Hostile Terrain 94, Museum of Us

3: Hostile Terrain 94, Museum of Us. Photo: J Bacevic

Death is not all that occurs at  borders, though. As the part of the exhibition curated by the O’odham Anti-Border Collective reminds us,

“The O’odham have inhabited a continuous are of land for thousands of years in what is known to some as the Southwest United States and Northwest Mexico but is called in O’odham the jewed (homelands) …This land is home to O’odham ancestors (huhugam), current O’odham people, and future generations (…) This exhibition urges us to remember that the land is not hostile, Indigenous peoples have lived in the Sonoran Desert since time immemorial. It is the border policies and associated colonial practices that are hostile”.

Jana research ref 4

The violent clash between nation states’ border regimes and the lived reality of freedom of movement strikes particularly clearly while I am in San Diego. There are protests both on and off-campus against increased criminalization of migrants. On March 8th, International Women’s Day, I join one of the local community groups protesting in front of the local Immigration and Customs Enforcement (ICE). On the same day, Mahmoud Khalil is arrested in New York. As I take my daily bus and sometimes tram (‘trolley’) to the UCSD campus, passing by the beautiful La Jolla shore, I follow and watch newsreels about the Trump administration unleashing a full frontal attack on all institutions and forms of life it finds inimical to its programme. This includes higher education and immigration, as well as, of course, their intersection; it will not be long until we will hear the first news about students’ visas revoked and students deported, alongside a campaign against DEI and cuts to funding for research on climate change, gender, and history that does not hide the violence of racism and settler colonialism.

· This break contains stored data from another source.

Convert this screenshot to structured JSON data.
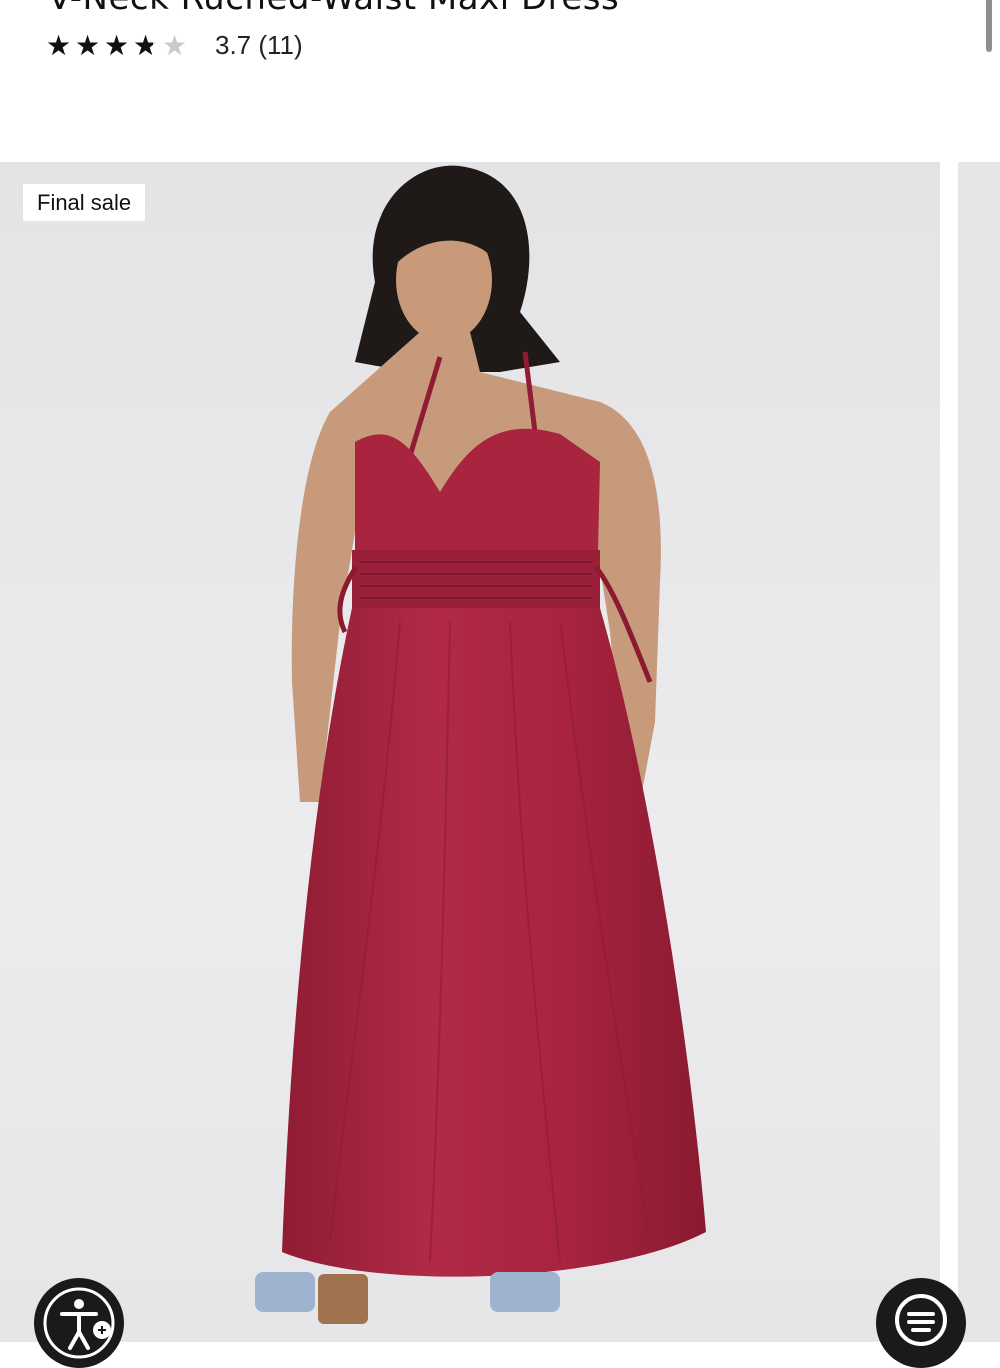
{
  "product": {
    "title": "V-Neck Ruched-Waist Maxi Dress",
    "rating_value": 3.7,
    "rating_text": "3.7 (11)"
  },
  "gallery": {
    "badge": "Final sale"
  },
  "icons": {
    "accessibility": "accessibility-icon",
    "chat": "chat-menu-icon"
  },
  "colors": {
    "dress": "#a8243f",
    "photo_background": "#e8e8ea",
    "star_filled": "#111111",
    "star_empty": "#c9c9c9"
  }
}
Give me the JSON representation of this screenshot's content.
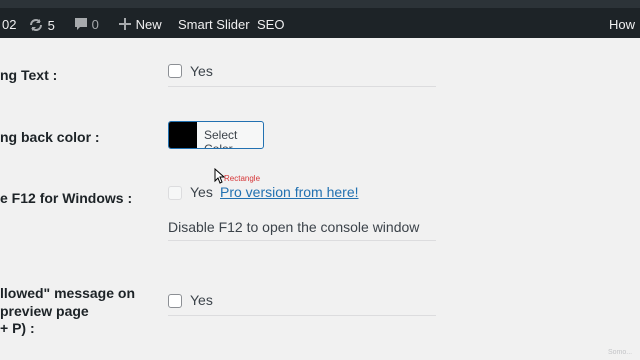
{
  "adminbar": {
    "left_fragment": "02",
    "updates_count": "5",
    "comments_count": "0",
    "new_label": "New",
    "smart_slider_label": "Smart Slider",
    "seo_label": "SEO",
    "howdy_fragment": "How"
  },
  "rows": [
    {
      "label": "ng Text :",
      "checkbox_label": "Yes"
    },
    {
      "label": "ng back color :",
      "button_label": "Select Color",
      "swatch_color": "#000000"
    },
    {
      "label": "e F12 for Windows :",
      "checkbox_label": "Yes",
      "pro_link": "Pro version from here!",
      "description": "Disable F12 to open the console window"
    },
    {
      "label_lines": [
        "llowed\" message on",
        "preview page",
        "+ P) :"
      ],
      "checkbox_label": "Yes"
    }
  ],
  "overlay": {
    "tooltip": "Rectangle",
    "watermark": "Somo..."
  },
  "colors": {
    "accent": "#2271b1",
    "adminbar_bg": "#1d2327",
    "page_bg": "#f1f1f1"
  }
}
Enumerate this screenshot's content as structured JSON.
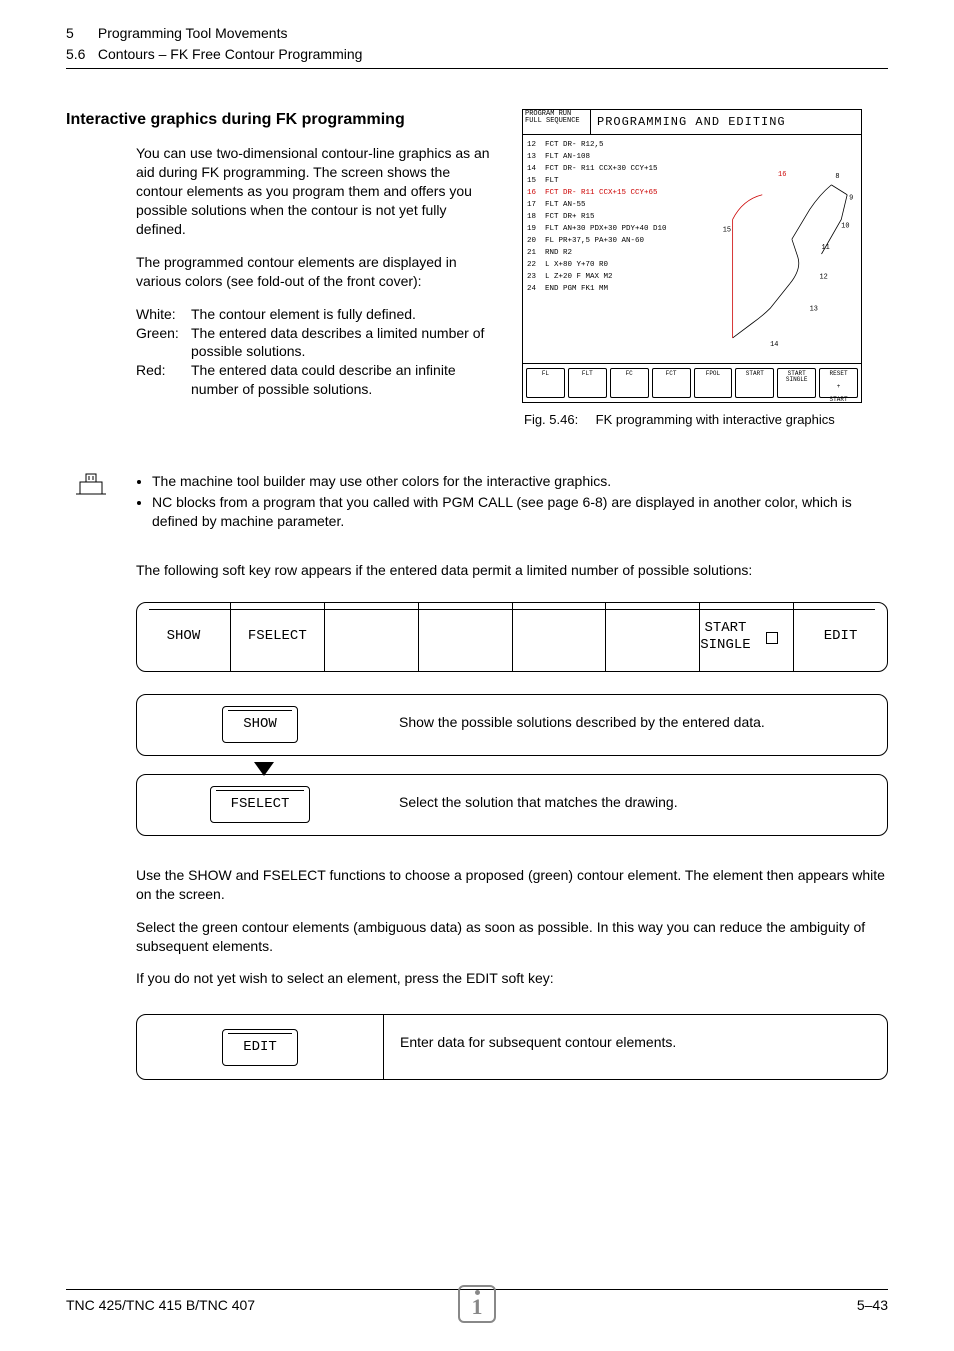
{
  "header": {
    "chapter_num": "5",
    "chapter_title": "Programming Tool Movements",
    "section_num": "5.6",
    "section_title": "Contours – FK Free Contour Programming"
  },
  "heading": "Interactive graphics during FK programming",
  "intro_p1": "You can use two-dimensional contour-line graphics as an aid during FK programming.  The screen shows the contour elements as you program them and offers you possible solutions when the contour is not yet fully defined.",
  "intro_p2": "The programmed contour elements are displayed in various colors (see fold-out of the front cover):",
  "colors": {
    "white_label": "White:",
    "white_desc": "The contour element is fully defined.",
    "green_label": "Green:",
    "green_desc": "The entered data describes a limited number of possible solutions.",
    "red_label": "Red:",
    "red_desc": "The entered data could describe an infinite number of possible solutions."
  },
  "figure": {
    "mode_top": "PROGRAM RUN",
    "mode_bottom": "FULL SEQUENCE",
    "title": "PROGRAMMING AND EDITING",
    "lines": [
      "12  FCT DR- R12,5",
      "13  FLT AN-108",
      "14  FCT DR- R11 CCX+30 CCY+15",
      "15  FLT",
      "16  FCT DR- R11 CCX+15 CCY+65",
      "17  FLT AN-55",
      "18  FCT DR+ R15",
      "19  FLT AN+30 PDX+30 PDY+40 D10",
      "20  FL PR+37,5 PA+30 AN-60",
      "21  RND R2",
      "22  L X+80 Y+70 R0",
      "23  L Z+20 F MAX M2",
      "24  END PGM FK1 MM"
    ],
    "highlight_index": 4,
    "pt_labels": [
      "8",
      "9",
      "10",
      "11",
      "12",
      "13",
      "14",
      "15",
      "16"
    ],
    "softkeys": [
      "FL",
      "FLT",
      "FC",
      "FCT",
      "FPOL",
      "START",
      "START SINGLE",
      "RESET + START"
    ],
    "caption_num": "Fig. 5.46:",
    "caption_text": "FK programming with interactive graphics"
  },
  "notes": {
    "b1": "The machine tool builder may use other colors for the interactive graphics.",
    "b2": "NC blocks from a program that you called with PGM CALL (see page 6-8) are displayed in another color, which is defined by machine parameter."
  },
  "para_limited": "The following soft key row appears if the entered data permit a limited number of possible solutions:",
  "softkey_bar": [
    "SHOW",
    "FSELECT",
    "",
    "",
    "",
    "",
    "START\nSINGLE",
    "EDIT"
  ],
  "desc": {
    "show_key": "SHOW",
    "show_text": "Show the possible solutions described by the entered data.",
    "fselect_key": "FSELECT",
    "fselect_text": "Select the solution that matches the drawing."
  },
  "para_use": "Use the SHOW and FSELECT functions to choose a proposed (green) contour element. The element then appears white on the screen.",
  "para_green": "Select the green contour elements (ambiguous data) as soon as possible. In this way you can reduce the ambiguity of subsequent elements.",
  "para_edit": "If you do not yet wish to select an element, press the EDIT soft key:",
  "edit_row": {
    "key": "EDIT",
    "text": "Enter data for subsequent contour elements."
  },
  "footer": {
    "left": "TNC 425/TNC 415 B/TNC 407",
    "right": "5–43"
  }
}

On the ‘home front’, as the migrant members’ representative in Durham University and College Union, I am involved in a not too dissimilar a struggle: cuts to higher education across the sector mean our union has voted for strike action, which means assuring migrant members of their right to strike, alongside trying to develop a plan in case any of our staff are stopped and detained at the US border, as reports suggest happens to scientists with increasing frequency. As I write about the differences between the UK and the US, they happen against the backdrop of a broader convergence in world politics towards increasingly isolationist, extractive, and militarized politics that seek to make borders even more lethal.

Yet, resistance always exists. On one of my last evenings in California, I visit the opening of the exhibition in the La Raza community center (where I volunteered briefly), called ‘Anti-border futures’. Put together by a collective of artists and curators, the exhibition is the final in a four-part instalment that engaged with the realities, harms, but also resistance to living with the border. The name reflects the belief that today’s practices of resistance are part of building and prefiguring a different future: one beyond borders. In the words of O’odham elders as well as the Zapatistas, ‘un mundo mas alla de las fronteras’.  

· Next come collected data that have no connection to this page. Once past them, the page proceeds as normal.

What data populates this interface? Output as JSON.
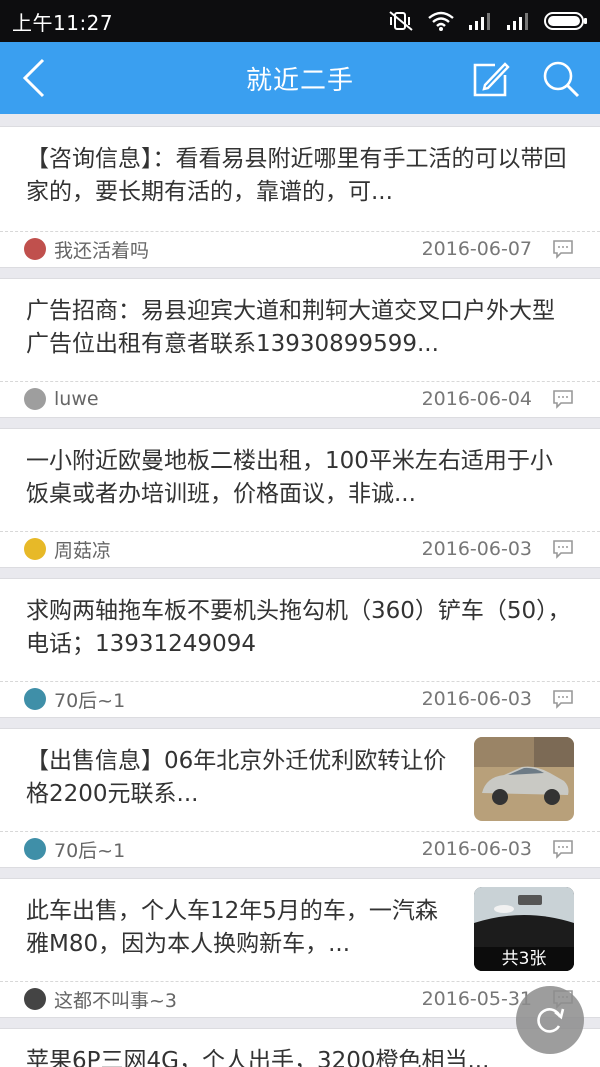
{
  "status_bar": {
    "time": "上午11:27",
    "icons": [
      "mute-vibrate-icon",
      "wifi-icon",
      "signal-icon",
      "signal-icon",
      "battery-icon"
    ]
  },
  "nav": {
    "title": "就近二手",
    "back_icon": "chevron-left-icon",
    "edit_icon": "compose-icon",
    "search_icon": "search-icon"
  },
  "posts": [
    {
      "title": "【咨询信息】：看看易县附近哪里有手工活的可以带回家的，要长期有活的，靠谱的，可...",
      "author": "我还活着吗",
      "date": "2016-06-07",
      "avatar_color": "#c0504d"
    },
    {
      "title": "广告招商：易县迎宾大道和荆轲大道交叉口户外大型广告位出租有意者联系13930899599...",
      "author": "luwe",
      "date": "2016-06-04",
      "avatar_color": "#9e9e9e"
    },
    {
      "title": "一小附近欧曼地板二楼出租，100平米左右适用于小饭桌或者办培训班，价格面议，非诚...",
      "author": "周菇凉",
      "date": "2016-06-03",
      "avatar_color": "#e7b928"
    },
    {
      "title": "求购两轴拖车板不要机头拖勾机（360）铲车（50），电话；13931249094",
      "author": "70后~1",
      "date": "2016-06-03",
      "avatar_color": "#3f8fa8"
    },
    {
      "title": "【出售信息】06年北京外迁优利欧转让价格2200元联系...",
      "author": "70后~1",
      "date": "2016-06-03",
      "avatar_color": "#3f8fa8",
      "thumb": "car-photo"
    },
    {
      "title": "此车出售，个人车12年5月的车，一汽森雅M80，因为本人换购新车，...",
      "author": "这都不叫事~3",
      "date": "2016-05-31",
      "avatar_color": "#444444",
      "thumb": "car-interior-photo",
      "thumb_badge": "共3张"
    },
    {
      "title": "苹果6P三网4G，个人出手，3200橙色相当..."
    }
  ],
  "fab_icon": "refresh-icon"
}
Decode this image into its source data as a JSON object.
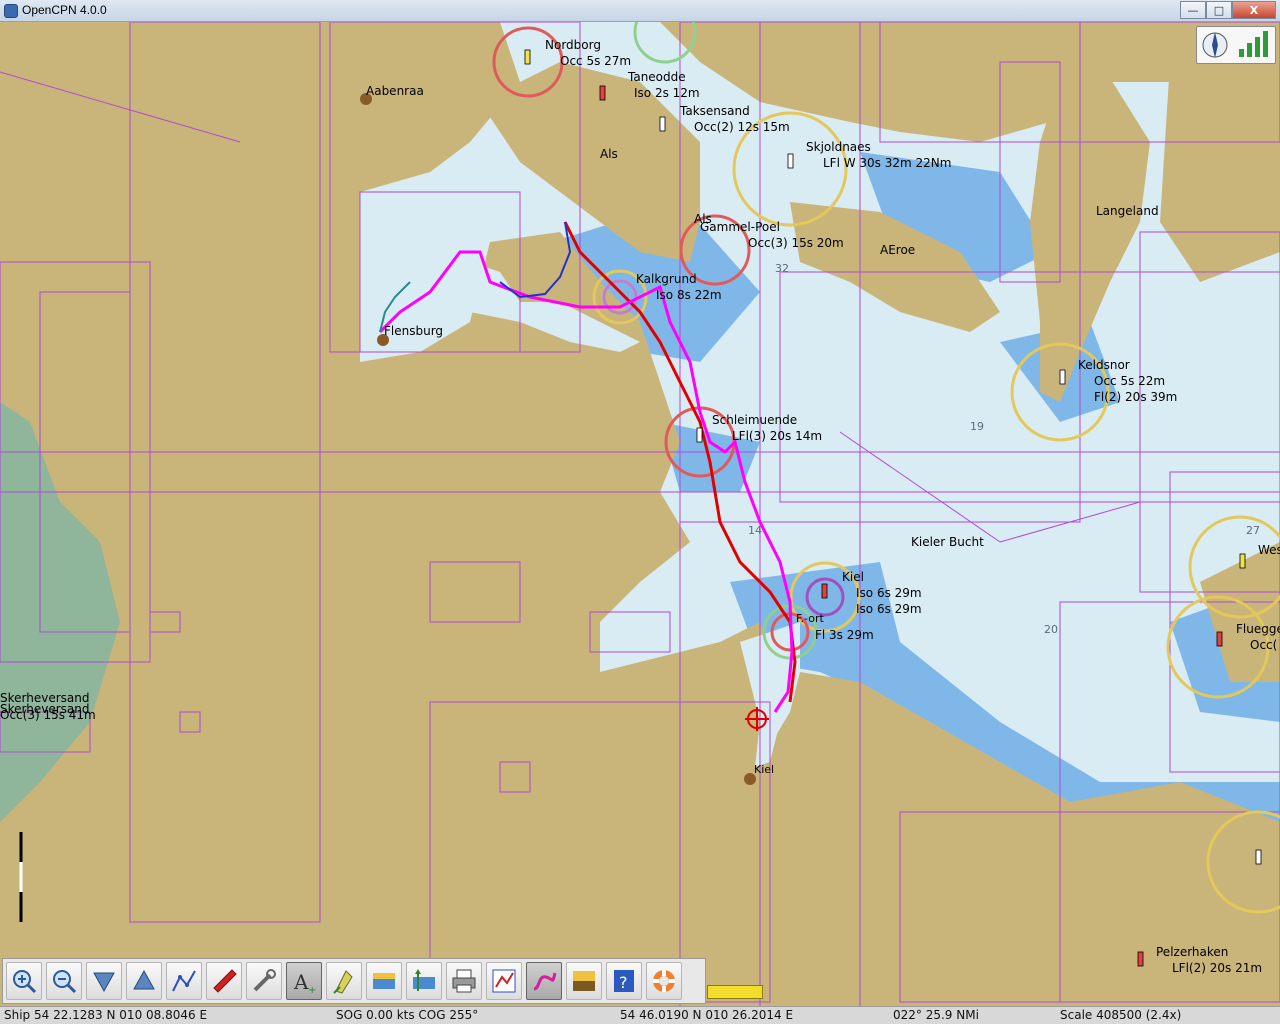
{
  "window": {
    "title": "OpenCPN 4.0.0",
    "min_label": "—",
    "max_label": "□",
    "close_label": "X"
  },
  "chart": {
    "places": [
      {
        "id": "aabenraa",
        "text": "Aabenraa"
      },
      {
        "id": "nordborg",
        "text": "Nordborg"
      },
      {
        "id": "nordborg_light",
        "text": "Occ 5s 27m"
      },
      {
        "id": "taneodde",
        "text": "Taneodde"
      },
      {
        "id": "taneodde_light",
        "text": "Iso 2s 12m"
      },
      {
        "id": "taksensand",
        "text": "Taksensand"
      },
      {
        "id": "taksensand_light",
        "text": "Occ(2) 12s 15m"
      },
      {
        "id": "als",
        "text": "Als"
      },
      {
        "id": "skjoldnaes",
        "text": "Skjoldnaes"
      },
      {
        "id": "skjoldnaes_light",
        "text": "LFl W 30s 32m 22Nm"
      },
      {
        "id": "langeland",
        "text": "Langeland"
      },
      {
        "id": "als2",
        "text": "Als"
      },
      {
        "id": "gammel_poel",
        "text": "Gammel-Poel"
      },
      {
        "id": "gammel_poel_light",
        "text": "Occ(3) 15s 20m"
      },
      {
        "id": "aeroe",
        "text": "AEroe"
      },
      {
        "id": "kalkgrund",
        "text": "Kalkgrund"
      },
      {
        "id": "kalkgrund_light",
        "text": "Iso 8s 22m"
      },
      {
        "id": "flensburg",
        "text": "Flensburg"
      },
      {
        "id": "keldsnor",
        "text": "Keldsnor"
      },
      {
        "id": "keldsnor_light1",
        "text": "Occ 5s 22m"
      },
      {
        "id": "keldsnor_light2",
        "text": "Fl(2) 20s 39m"
      },
      {
        "id": "schleimuende",
        "text": "Schleimuende"
      },
      {
        "id": "schleimuende_light",
        "text": "LFl(3) 20s 14m"
      },
      {
        "id": "kieler_bucht",
        "text": "Kieler Bucht"
      },
      {
        "id": "kiel_lh",
        "text": "Kiel"
      },
      {
        "id": "kiel_light1",
        "text": "Iso 6s 29m"
      },
      {
        "id": "kiel_light2",
        "text": "Iso 6s 29m"
      },
      {
        "id": "friedrichsort",
        "text": "F.-ort"
      },
      {
        "id": "friedrichsort_light",
        "text": "Fl 3s 29m"
      },
      {
        "id": "kiel_city",
        "text": "Kiel"
      },
      {
        "id": "flueggesand",
        "text": "Flueggesand"
      },
      {
        "id": "flueggesand_light",
        "text": "Occ("
      },
      {
        "id": "westermarkelsdorf",
        "text": "Wes"
      },
      {
        "id": "skerheversand",
        "text": "Skerheversand"
      },
      {
        "id": "skerheversand2",
        "text": "Skerheversand"
      },
      {
        "id": "skerheversand_light",
        "text": "Occ(3) 15s 41m"
      },
      {
        "id": "pelzerhaken",
        "text": "Pelzerhaken"
      },
      {
        "id": "pelzerhaken_light",
        "text": "LFl(2) 20s 21m"
      }
    ],
    "depths": [
      {
        "id": "d32",
        "text": "32"
      },
      {
        "id": "d19",
        "text": "19"
      },
      {
        "id": "d14",
        "text": "14"
      },
      {
        "id": "d20",
        "text": "20"
      },
      {
        "id": "d27",
        "text": "27"
      }
    ]
  },
  "toolbar": {
    "buttons": [
      {
        "name": "zoom-in",
        "icon": "zoom-in-icon"
      },
      {
        "name": "zoom-out",
        "icon": "zoom-out-icon"
      },
      {
        "name": "scale-down",
        "icon": "scale-down-icon"
      },
      {
        "name": "scale-up",
        "icon": "scale-up-icon"
      },
      {
        "name": "create-route",
        "icon": "route-icon"
      },
      {
        "name": "auto-follow",
        "icon": "ship-icon"
      },
      {
        "name": "settings",
        "icon": "wrench-icon"
      },
      {
        "name": "text",
        "icon": "text-icon"
      },
      {
        "name": "current-tide",
        "icon": "tide-icon"
      },
      {
        "name": "tide",
        "icon": "tide-station-icon"
      },
      {
        "name": "current",
        "icon": "current-icon"
      },
      {
        "name": "print",
        "icon": "print-icon"
      },
      {
        "name": "route-manager",
        "icon": "route-manager-icon"
      },
      {
        "name": "track",
        "icon": "track-icon"
      },
      {
        "name": "color-scheme",
        "icon": "color-scheme-icon"
      },
      {
        "name": "help",
        "icon": "help-icon"
      },
      {
        "name": "mob",
        "icon": "lifebuoy-icon"
      }
    ]
  },
  "statusbar": {
    "ship": "Ship 54 22.1283 N   010 08.8046 E",
    "sog_cog": "SOG 0.00 kts  COG 255°",
    "cursor": "54 46.0190 N   010 26.2014 E",
    "brg_dist": "022°  25.9 NMi",
    "scale": "Scale 408500 (2.4x)"
  },
  "colors": {
    "land": "#c9b47a",
    "shallow": "#7fb8e8",
    "deep": "#d9ebf3",
    "route": "#ff00ff",
    "track": "#e00000",
    "grid": "#b04ad6"
  }
}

'We didn't cross the border, the border crossed us'; Right: ‘Somos de la Tierra, y la Tierra no Tiene Fronteras”. Both: Jesus Barraza, Dignidad Rebelde, Anti-Border Futures exhibition, Centro Cultural de la Raza.

4 Left: 'We didn't cross the border, the border crossed us'; Right: ‘Somos de la Tierra, y la Tierra no Tiene Fronteras”. Both: Jesus Barraza, Dignidad Rebelde, Anti-Border Futures exhibition, Centro Cultural de la Raza. Photo: J Bacevic

This is the thought on which I wish to end. Freedom of thought requires freedom of movement. But equally: without freedom of movement, there is no freedom of thought. This, for me, is what ‘academic mobility’ is fundamentally about: thinking, imagining, practising, and inhabiting a world where borders that have been imposed on us – be they of nation-states, languages, beliefs, disciplines, race, class, gender, bodies, or disciplines – no longer matter.